Sheriff of Norfolk and Suffolk
- In office Michaelmas 1190 – Easter 1194

Sheriff of Norfolk and Suffolk
- In office Michaelmas 1197 – Easter 1200

Personal details
- Died: 1214
- Spouse: Margaret de Chesney
- Children: John FitzRobert Alice
- Parent(s): Roger fitz Richard Alice de Vere

= Robert fitzRoger =

12th and 13th-century Anglo-Norman sheriff

Robert fitzRoger (died 1214) was an Anglo-Norman nobleman and Sheriff of Norfolk and Suffolk and Northumberland. He was a son of Roger fitzRichard and Adelisa de Vere. FitzRoger owed some of his early offices to William Longchamp, but continued in royal service even after the fall of Longchamp. His marriage to an heiress brought him more lands, which were extensive enough for him to be ranked as a baron. FitzRoger founded Langley Abbey in Norfolk in 1195.

==Life==
FitzRoger was the son of the Anglo-Norman nobleman Roger fitzRichard, who held Warkworth Castle in Northumberland. FitzRoger was sheriff of Norfolk from Michaelmas (Note: Michaelmas was the feast day of the Archangel Michael on 29 September. In England, it was one of the four days of the year when accounts were settled.) in 1190 to Easter 1194 and then again from Michaelmas 1197 to Easter 1200. FitzRoger's first appointment as sheriff was due to the influence of William de Longchamp, who was Lord Chancellor. Longchamp's influence also secured custody of Orford Castle in Suffolk for fitzRoger. Longchamp also arranged for fitzRoger to have custody of Eye Castle in Suffolk. When Longchamp fell from royal favour and was replaced by Walter of Coutances, fitzRoger was one of the few of Longchamp's appointments to retain his office of sheriff.
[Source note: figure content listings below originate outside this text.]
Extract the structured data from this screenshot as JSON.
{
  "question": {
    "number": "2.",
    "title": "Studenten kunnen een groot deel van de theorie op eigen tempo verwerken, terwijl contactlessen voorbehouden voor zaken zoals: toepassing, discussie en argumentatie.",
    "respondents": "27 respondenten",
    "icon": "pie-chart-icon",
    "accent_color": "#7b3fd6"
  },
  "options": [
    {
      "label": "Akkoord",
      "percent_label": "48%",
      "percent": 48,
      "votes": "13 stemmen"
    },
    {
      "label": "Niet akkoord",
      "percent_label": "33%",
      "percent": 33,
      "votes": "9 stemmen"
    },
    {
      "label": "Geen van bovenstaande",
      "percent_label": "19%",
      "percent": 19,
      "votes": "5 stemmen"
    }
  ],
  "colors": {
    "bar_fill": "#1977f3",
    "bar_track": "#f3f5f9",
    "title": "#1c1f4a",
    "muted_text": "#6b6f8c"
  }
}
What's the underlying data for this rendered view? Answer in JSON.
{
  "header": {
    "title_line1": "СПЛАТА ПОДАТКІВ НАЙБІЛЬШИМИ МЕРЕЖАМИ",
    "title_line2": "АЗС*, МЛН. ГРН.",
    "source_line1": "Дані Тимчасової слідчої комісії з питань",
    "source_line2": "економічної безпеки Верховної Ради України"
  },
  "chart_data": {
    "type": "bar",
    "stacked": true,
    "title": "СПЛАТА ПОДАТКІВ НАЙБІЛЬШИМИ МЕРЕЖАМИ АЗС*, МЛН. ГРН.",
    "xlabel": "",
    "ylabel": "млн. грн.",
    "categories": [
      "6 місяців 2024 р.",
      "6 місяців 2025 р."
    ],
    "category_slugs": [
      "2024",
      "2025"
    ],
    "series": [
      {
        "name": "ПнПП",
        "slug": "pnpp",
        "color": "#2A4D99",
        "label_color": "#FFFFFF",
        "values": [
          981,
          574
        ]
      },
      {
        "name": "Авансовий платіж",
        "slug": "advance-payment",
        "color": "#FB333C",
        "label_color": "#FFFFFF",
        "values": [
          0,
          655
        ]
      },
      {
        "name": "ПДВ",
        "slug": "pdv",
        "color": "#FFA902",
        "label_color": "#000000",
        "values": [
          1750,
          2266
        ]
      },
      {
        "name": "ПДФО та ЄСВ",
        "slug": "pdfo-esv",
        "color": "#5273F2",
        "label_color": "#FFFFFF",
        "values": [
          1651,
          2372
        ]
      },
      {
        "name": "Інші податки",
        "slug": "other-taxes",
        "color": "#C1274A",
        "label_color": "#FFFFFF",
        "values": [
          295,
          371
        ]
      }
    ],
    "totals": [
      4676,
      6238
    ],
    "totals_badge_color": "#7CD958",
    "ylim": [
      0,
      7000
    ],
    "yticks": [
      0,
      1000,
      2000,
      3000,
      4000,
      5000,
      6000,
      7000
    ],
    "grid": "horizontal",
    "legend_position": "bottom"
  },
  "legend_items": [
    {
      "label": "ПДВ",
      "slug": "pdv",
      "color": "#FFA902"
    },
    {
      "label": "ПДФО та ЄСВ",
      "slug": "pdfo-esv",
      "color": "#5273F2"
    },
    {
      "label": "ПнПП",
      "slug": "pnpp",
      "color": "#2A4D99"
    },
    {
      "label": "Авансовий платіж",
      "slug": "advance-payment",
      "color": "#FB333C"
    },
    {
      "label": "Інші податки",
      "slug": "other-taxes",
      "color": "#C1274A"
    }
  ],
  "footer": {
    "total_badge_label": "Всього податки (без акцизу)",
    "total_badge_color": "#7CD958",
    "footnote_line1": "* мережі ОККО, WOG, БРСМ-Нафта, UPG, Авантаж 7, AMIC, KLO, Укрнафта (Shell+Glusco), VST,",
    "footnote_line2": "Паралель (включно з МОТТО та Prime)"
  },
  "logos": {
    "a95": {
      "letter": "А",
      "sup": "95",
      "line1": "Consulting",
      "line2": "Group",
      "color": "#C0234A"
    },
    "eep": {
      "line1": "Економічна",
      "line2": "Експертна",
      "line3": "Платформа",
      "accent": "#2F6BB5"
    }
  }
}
FitzRoger founded the monastery of Langley Abbey in Norfolk in 1195 for Premonstratensian canons. He purchased royal confirmation of his ownership of Warkworth in 1199 and in 1205 was granted Newburn and the barony of Whalton in Northumberland. Warkworth and Newburn were occasionally considered baronies, but not consistently. FitzRoger also held Clavering from Henry of Essex for one knight's fee. (Note: Robert fitzRoger who held Clavering should not be confused with a separate Robert fitzRoger who held lands around Calthorpe in Norfolk.) FitzRoger's holdings were extensive enough that he was considered a baron during the reigns of King Richard I and King John of England. He was one of John's favourites and hosted the king at Warkworth in 1213.

FitzRoger married Margaret, one of the daughters and heiresses of William de Chesney, the founder of Sibton Abbey. Margaret was one of three daughters, but she inherited the bulk of her father's estates. Margaret was the widow of Hugh de Cressy. (Note: Although Margaret was the eldest daughter, she received the bulk of her father's estates as a reward for de Cressy from King Henry II of England. The King arranged Margaret's first marriage as well as ensuring that most of her father's lands went to her.) Through Margaret, Roger gained the barony of Blythburgh in Suffolk. He also acquired lands at Rottingdean in Sussex from Margaret.

FitzRoger died in 1214, and his heir was his son by his wife Margaret, John fitzRobert. Margaret survived fitzRoger and paid a fine of a thousand pounds to the king for the right to administer her lands and dower properties herself. His daughter Alice married Peter FitzHerbert of Blewleveny.